Vondrácek explained: “In many cases involving conventional radiotherapy, being ‘cured’ is only half the journey. In some parts of the body, you have to go through healthy tissues surrounding the tumour.

“So the main benefit of proton therapy is that you are protecting those healthy tissues and you can expect much lower toxicity of the treatment when using protons against photons.

“In general the process is the same: we have to prepare the patient, do the imaging and contouring, carry out the treatment planning then treat as precisely as possible. That is the same for all radiotherapy treatment.

“What is particularly different in protons is that you have to be far more precise, and much more aware of everything that can happen. The treatment is very sensitive to anything you don’t do in the right way.”

Vondrácek says proton beam therapy can be particularly beneficial to children: “Generally we can say the people [proton therapy is particularly good for] are those who are young… it gives a high probability of a cure. There is very low toxicity and the expectation of a long lifespan after the treatment. It’s not so beneficial for patients who have had a very bad prognosis.
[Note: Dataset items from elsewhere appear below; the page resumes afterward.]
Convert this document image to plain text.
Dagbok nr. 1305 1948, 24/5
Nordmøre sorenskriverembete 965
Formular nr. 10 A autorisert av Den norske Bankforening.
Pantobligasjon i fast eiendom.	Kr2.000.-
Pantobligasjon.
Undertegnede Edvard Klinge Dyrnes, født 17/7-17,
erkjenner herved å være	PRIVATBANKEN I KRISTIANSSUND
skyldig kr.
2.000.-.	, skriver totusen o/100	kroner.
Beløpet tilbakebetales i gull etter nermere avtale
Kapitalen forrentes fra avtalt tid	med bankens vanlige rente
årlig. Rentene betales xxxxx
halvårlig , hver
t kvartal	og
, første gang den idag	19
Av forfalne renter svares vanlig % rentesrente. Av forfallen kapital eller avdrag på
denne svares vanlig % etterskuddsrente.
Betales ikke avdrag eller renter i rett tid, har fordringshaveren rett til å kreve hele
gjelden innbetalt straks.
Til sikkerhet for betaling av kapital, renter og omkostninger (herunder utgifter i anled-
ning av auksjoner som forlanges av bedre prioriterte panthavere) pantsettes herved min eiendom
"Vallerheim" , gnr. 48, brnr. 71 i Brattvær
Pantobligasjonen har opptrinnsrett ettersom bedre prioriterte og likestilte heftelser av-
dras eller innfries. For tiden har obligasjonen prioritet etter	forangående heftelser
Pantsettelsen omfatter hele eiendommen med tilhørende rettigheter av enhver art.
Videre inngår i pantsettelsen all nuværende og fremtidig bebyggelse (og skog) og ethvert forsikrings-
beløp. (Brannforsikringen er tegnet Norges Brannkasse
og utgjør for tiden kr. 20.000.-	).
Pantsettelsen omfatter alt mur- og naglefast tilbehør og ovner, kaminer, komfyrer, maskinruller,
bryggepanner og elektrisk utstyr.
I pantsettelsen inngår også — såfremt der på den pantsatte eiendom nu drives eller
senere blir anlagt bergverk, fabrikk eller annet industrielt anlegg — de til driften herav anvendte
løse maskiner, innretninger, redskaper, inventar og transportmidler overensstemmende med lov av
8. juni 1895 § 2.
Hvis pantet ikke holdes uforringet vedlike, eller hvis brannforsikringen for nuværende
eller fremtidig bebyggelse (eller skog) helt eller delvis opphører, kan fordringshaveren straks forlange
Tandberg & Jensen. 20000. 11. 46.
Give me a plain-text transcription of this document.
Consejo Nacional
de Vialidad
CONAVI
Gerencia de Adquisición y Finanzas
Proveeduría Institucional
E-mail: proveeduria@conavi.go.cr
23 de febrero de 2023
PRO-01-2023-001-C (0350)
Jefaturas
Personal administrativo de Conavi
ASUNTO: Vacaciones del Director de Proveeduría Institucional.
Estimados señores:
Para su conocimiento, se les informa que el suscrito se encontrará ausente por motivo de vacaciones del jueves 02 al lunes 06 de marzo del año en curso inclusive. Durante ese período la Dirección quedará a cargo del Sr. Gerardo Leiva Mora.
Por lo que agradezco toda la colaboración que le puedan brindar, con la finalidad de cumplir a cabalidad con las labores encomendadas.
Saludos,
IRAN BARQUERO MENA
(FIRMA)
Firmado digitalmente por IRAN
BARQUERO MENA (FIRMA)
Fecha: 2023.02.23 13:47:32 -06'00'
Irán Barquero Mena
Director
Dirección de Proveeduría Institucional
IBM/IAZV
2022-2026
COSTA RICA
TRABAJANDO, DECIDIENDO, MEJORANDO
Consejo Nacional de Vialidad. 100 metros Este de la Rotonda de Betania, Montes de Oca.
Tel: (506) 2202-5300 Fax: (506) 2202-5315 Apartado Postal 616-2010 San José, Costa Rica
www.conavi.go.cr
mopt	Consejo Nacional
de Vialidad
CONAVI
“There have been successes in situations with head and neck patients, for example young women with breast cancer.”

In 2014, a report by Portsmouth Safeguarding Children Board found the actions by Ashya’s parents had “put him at risk”.

But a High Court judge approved the move to take him to Prague and the NHS agreed to fund the treatment, which lasted six weeks and cost around £65,000.

Brett King added: “We would hate for this to happen to anyone else. But we are so proud of him: he’s now the boy that we had before the operation. There are still a few issues – he is wobbly on his legs and his speech is a bit strained – but he is a fighter and prepared to try anything.”

In the UK there are approximately 4,000 children diagnosed with cancer each year – the equivalent of 10 every day. The Department of Health hopes its £250m investment will be a big step towards solving the problem.

A study published in the journal Lancet Oncology last year endorsed claims made by both the King family and Proton Therapy UK. Researchers at Massachusetts General Hospital, USA, found proton beam therapy caused fewer side effects in child cancer patients compared with conventional radiotherapy.

A spokesman said: “Although there remain some effects of treatment on hearing, endocrine, and neurocognitive outcomes – particularly in younger patients – other late effects common in photon-treated patients, such as cardiac, pulmonary, and gastrointestinal toxic effects, were absent.

“Proton radiotherapy resulted in acceptable toxicity and had similar survival outcomes to those noted with conventional radiotherapy, suggesting that the use of the treatment may be an alternative to photon-based treatments.”

The study analysed 59 patients aged between three and 21 from 2003 to 2009.

The majority – 55 – of the patients had the tumour partially or completely removed through surgery, while all patients received chemotherapy as well as proton beam therapy.

Three years after treatment, 83 per cent survived without the cancer getting worse, falling to 80 per cent after five years.